Jörg Meyer, Hameln

Wege zur Kopunktalität besonderer Dreieckslinien

Mittelsenkrechte

Natürlich könnte man starten mit der Aufforderung, dass alle ein Dreieck zeichnen sollen mit den drei Mittelsenkrechten. Mit hoher Wahrscheinlichkeit wird den Schülerinnen und Schülern gar nichts auffallen. Und selbst wenn jemand das Faktum, dass sich alle Mittelsenkrechten in nur einem einzigen Punkt schneiden, für bemerkenswert halten sollte, so zeigt doch die beliebige Variierbarkeit der Ausgangsdreiecks mit Geometrie-Software, dass der angesprochene Sachverhalt wohl allgemein gilt.
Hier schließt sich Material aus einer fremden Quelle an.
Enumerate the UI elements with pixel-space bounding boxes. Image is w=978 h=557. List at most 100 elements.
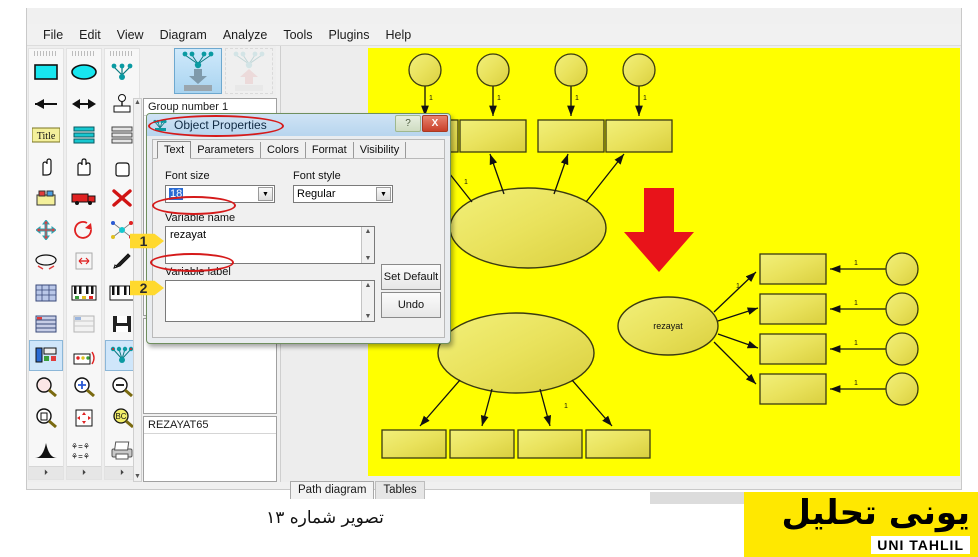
svg-text:1: 1 [854, 380, 858, 387]
double-arrow-icon[interactable] [67, 88, 101, 119]
scroll-down-arrow[interactable]: ▼ [365, 255, 372, 262]
logo-english-text: UNI TAHLIL [871, 536, 970, 554]
distribution-icon[interactable] [29, 434, 63, 465]
scroll-resize-icon[interactable] [67, 245, 101, 276]
variable-name-scrollbar[interactable]: ▲ ▼ [361, 227, 374, 263]
chevron-down-icon[interactable]: ▼ [258, 187, 273, 201]
zoom-in-diagram-icon[interactable] [29, 371, 63, 402]
rotate-oval-icon[interactable] [29, 245, 63, 276]
uni-tahlil-logo: یونی تحلیل UNI TAHLIL [744, 492, 978, 557]
view-tab-bar: Path diagram Tables [290, 479, 490, 499]
dialog-title: Object Properties [174, 118, 267, 132]
variable-label-label: Variable label [165, 266, 231, 278]
dialog-title-bar[interactable]: Object Properties ? X [147, 114, 450, 136]
tab-text[interactable]: Text [157, 141, 192, 159]
menu-edit[interactable]: Edit [71, 26, 109, 44]
grab-hand-icon[interactable] [67, 151, 101, 182]
magic-wand-icon[interactable] [29, 183, 63, 214]
view-output-path-diagram-icon[interactable] [174, 48, 222, 94]
toolbar-grip[interactable] [110, 51, 134, 56]
svg-text:1: 1 [429, 95, 433, 102]
menu-view[interactable]: View [109, 26, 152, 44]
zoom-fit-icon[interactable] [67, 403, 101, 434]
left-arrow-icon[interactable] [29, 88, 63, 119]
grid-table-icon[interactable] [29, 277, 63, 308]
figure-caption: تصویر شماره ۱۳ [266, 508, 384, 528]
svg-text:1: 1 [464, 179, 468, 186]
files-panel[interactable]: REZAYAT65 [143, 416, 277, 482]
zoom-page-icon[interactable] [29, 403, 63, 434]
dialog-tab-bar: Text Parameters Colors Format Visibility [153, 140, 444, 159]
move-icon[interactable] [29, 214, 63, 245]
tab-parameters[interactable]: Parameters [191, 142, 262, 158]
menu-file[interactable]: File [35, 26, 71, 44]
scroll-down-arrow[interactable]: ▼ [134, 473, 141, 480]
scroll-up-arrow[interactable]: ▲ [365, 282, 372, 289]
path-model-icon[interactable] [105, 57, 139, 88]
variable-label-input[interactable]: ▲ ▼ [165, 280, 375, 322]
tab-tables[interactable]: Tables [375, 481, 425, 499]
file-row[interactable]: REZAYAT65 [144, 417, 276, 434]
scroll-up-arrow[interactable]: ▲ [365, 228, 372, 235]
tab-format[interactable]: Format [306, 142, 354, 158]
menu-diagram[interactable]: Diagram [152, 26, 215, 44]
traffic-drag-icon[interactable] [67, 340, 101, 371]
logo-persian-text: یونی تحلیل [781, 493, 971, 533]
tool-column-1: Title ⏵ [28, 48, 64, 480]
undo-button[interactable]: Undo [381, 292, 441, 318]
help-button[interactable]: ? [395, 115, 421, 132]
title-icon[interactable]: Title [29, 120, 63, 151]
svg-text:⚘=⚘: ⚘=⚘ [71, 452, 90, 460]
loop-circle-icon[interactable] [67, 214, 101, 245]
svg-text:1: 1 [736, 283, 740, 290]
svg-text:1: 1 [564, 403, 568, 410]
tab-path-diagram[interactable]: Path diagram [290, 481, 375, 499]
truck-icon[interactable] [67, 183, 101, 214]
scroll-up-arrow[interactable]: ▲ [134, 99, 141, 106]
view-input-path-diagram-icon[interactable] [225, 48, 273, 94]
toolbar-overflow-2[interactable]: ⏵ [67, 465, 101, 480]
logo-shadow-bar [650, 492, 746, 504]
object-properties-dialog[interactable]: Object Properties ? X Text Parameters Co… [146, 113, 451, 344]
scroll-down-arrow[interactable]: ▼ [365, 313, 372, 320]
menu-help[interactable]: Help [378, 26, 420, 44]
pointer-hand-icon[interactable] [29, 151, 63, 182]
variable-label-scrollbar[interactable]: ▲ ▼ [361, 281, 374, 321]
list-select-icon[interactable] [29, 339, 63, 372]
svg-text:1: 1 [575, 95, 579, 102]
view-toggle-toolbar [172, 46, 276, 96]
close-button[interactable]: X [422, 115, 448, 132]
matrix-icon[interactable] [29, 308, 63, 339]
svg-text:1: 1 [643, 95, 647, 102]
spreadsheet-icon[interactable] [67, 308, 101, 339]
font-size-label: Font size [165, 170, 210, 182]
compare-groups-icon[interactable]: ⚘=⚘ ⚘=⚘ [67, 434, 101, 465]
variable-name-value: rezayat [170, 229, 207, 241]
set-default-button[interactable]: Set Default [381, 264, 441, 290]
piano-keys-icon[interactable] [67, 277, 101, 308]
tool-column-2: ⚘=⚘ ⚘=⚘ ⏵ [66, 48, 102, 480]
chevron-down-icon[interactable]: ▼ [376, 187, 391, 201]
variable-name-input[interactable]: rezayat ▲ ▼ [165, 226, 375, 264]
path-diagram-canvas[interactable]: 1 1 1 1 1 rezayat 1 1 1 1 1 1 [368, 48, 960, 476]
toolbar-grip[interactable] [72, 51, 96, 56]
tab-visibility[interactable]: Visibility [354, 142, 407, 158]
menu-bar: File Edit View Diagram Analyze Tools Plu… [27, 24, 961, 46]
menu-plugins[interactable]: Plugins [321, 26, 378, 44]
rectangle-icon[interactable] [29, 57, 63, 88]
dialog-body: Text Parameters Colors Format Visibility… [152, 139, 445, 338]
ellipse-icon[interactable] [67, 57, 101, 88]
svg-text:Title: Title [37, 131, 56, 142]
font-size-combo[interactable]: 18 ▼ [165, 185, 275, 203]
menu-analyze[interactable]: Analyze [215, 26, 275, 44]
latent-variable-label: rezayat [653, 321, 683, 331]
menu-tools[interactable]: Tools [275, 26, 320, 44]
tab-colors[interactable]: Colors [261, 142, 306, 158]
font-style-value: Regular [297, 188, 336, 200]
toolbar-grip[interactable] [34, 51, 58, 56]
toolbar-overflow-1[interactable]: ⏵ [29, 465, 63, 479]
right-cluster: rezayat 1 1 1 1 1 [617, 252, 919, 406]
layers-icon[interactable] [67, 120, 101, 151]
font-style-combo[interactable]: Regular ▼ [293, 185, 393, 203]
zoom-plus-icon[interactable] [67, 371, 101, 402]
Man hätte als Lehrperson eine viel bessere Ausgangsposition, wenn den Lernenden irgendetwas bei den Mittelsenkrechten als überraschend erscheinen würde, so dass ein Anlass zum Reden besteht. Dass die drei Mittelsenkrechten durch einen Punkt gehen, ist erfahrungsgemäß nicht überraschend.

Mit Hilfe von Geometrie-Software kann man aber folgendermaßen vorgehen: Man konstruiere ein Dreieck ABC und zwei Mittelsenkrechten, etwa ma und mb. Dass diese beiden Mittelsenkrechten sich schneiden, ist klar, da sie nicht zueinander parallel sein können. Der Schnittpunkt sei M. Nun kommt das Entscheidende: Man bewegt C mit der Maus und beobachtet, wie sich der Punkt M verhält. Dies Verhalten ist in der Tat überraschend: Obwohl C zweidimensional bewegt wird, bewegt sich M nur eindimensional! Wie kann man sich so etwas erklären?

Nun ist man – mit deutlich größerem Schülerinteresse – im Zentrum des klassischen Beweises: Was wissen wir über M?
M liegt auf mb, also hat M denselben Abstand zu A und zu C.
M liegt auch auf ma, also hat M denselben Abstand zu B und zu C.
Dann hat M auch denselben Abstand zu A und zu B. Daher liegt M auf der Mittelsenkrechten mc. Anders formuliert: Also geht auch mc durch M.

Innen-Winkelhalbierende

Eine Übertragung dieser Vorgehensweise auf Innen-winkelhalbierende liegt auf der Hand:
Man konstruiere die beiden Schenkel des Winkels γ und darauf A und B.
Die Winkelhalbierenden zu α und zu β schneiden sich in W. Bewegt man A oder B auf den jeweiligen Schenkeln, so beschreibt W offenbar eine Gerade. Warum ist das so?

Was wissen wir über W?
W liegt auf wα, also hat W denselben Abstand zu b und zu c.
W liegt auch auf wβ, also hat W denselben Abstand zu a und zu c.
Dann hat W auch denselben Abstand zu a und zu b. Daher liegt W auf der Winkelhalbierenden wγ. Anders formuliert: Also geht auch wγ durch W.

Diese Argumentation lässt sich auf Außen-Winkelhalbierende übertragen.

Seitenhalbierende

Man beginne mit C und Mc, dem Mittelpunkt der Seite c. Ein beliebiger Punkt A wird an Mc gespiegelt, um B zu erhalten. Die Seitenhalbierenden sa und sb schneiden sich in S. Bewegt man nun A zweidimensional, so ändert sich S überhaupt nicht. Wie ist das zu erklären?

Dazu muss man die Seitenhalbierenden als Ortslinie interpretieren:

Bezeichnet man mit Fl den Flächeninhalt, so gilt einerseits Fl(AMcC) = Fl(McBC).

Genau für die Punkte T auf der Seitenhalbierenden sc gilt außerdem Fl(AMcT) = Fl(McBT).
Genau für die Punkte T auf der Seitenhalbierenden sc gilt daher Fl(ATC) = Fl(TBC).

Damit ist die Charakterisierung der Punkte auf Seitenhalbierenden gefunden.

Nun sei S der Schnittpunkt der Seitenhalbierenden sa und sb.
S liegt auf sa, also ist Fl(ASC) = Fl(ABS).
S liegt auf sb, also ist Fl(ABS) = Fl(SBC).
Daher ist Fl(ASC) = Fl(SBC). Also liegt S auch auf sc.

Höhen

Die Vorgehensweise lässt sich auch auf Höhen übertragen:
Man gehe aus vom Punkt C und einer beliebigen Geraden g, auf der C nicht liegt. Auf g wähle man zwei Punkte A und B und bilde daraus das Dreieck ABC. Die beiden Höhen ha und hb schneiden sich in H. Bewegt man A und B auf g, so beschreibt H eine Gerade. Warum? Was ist das für eine Gerade?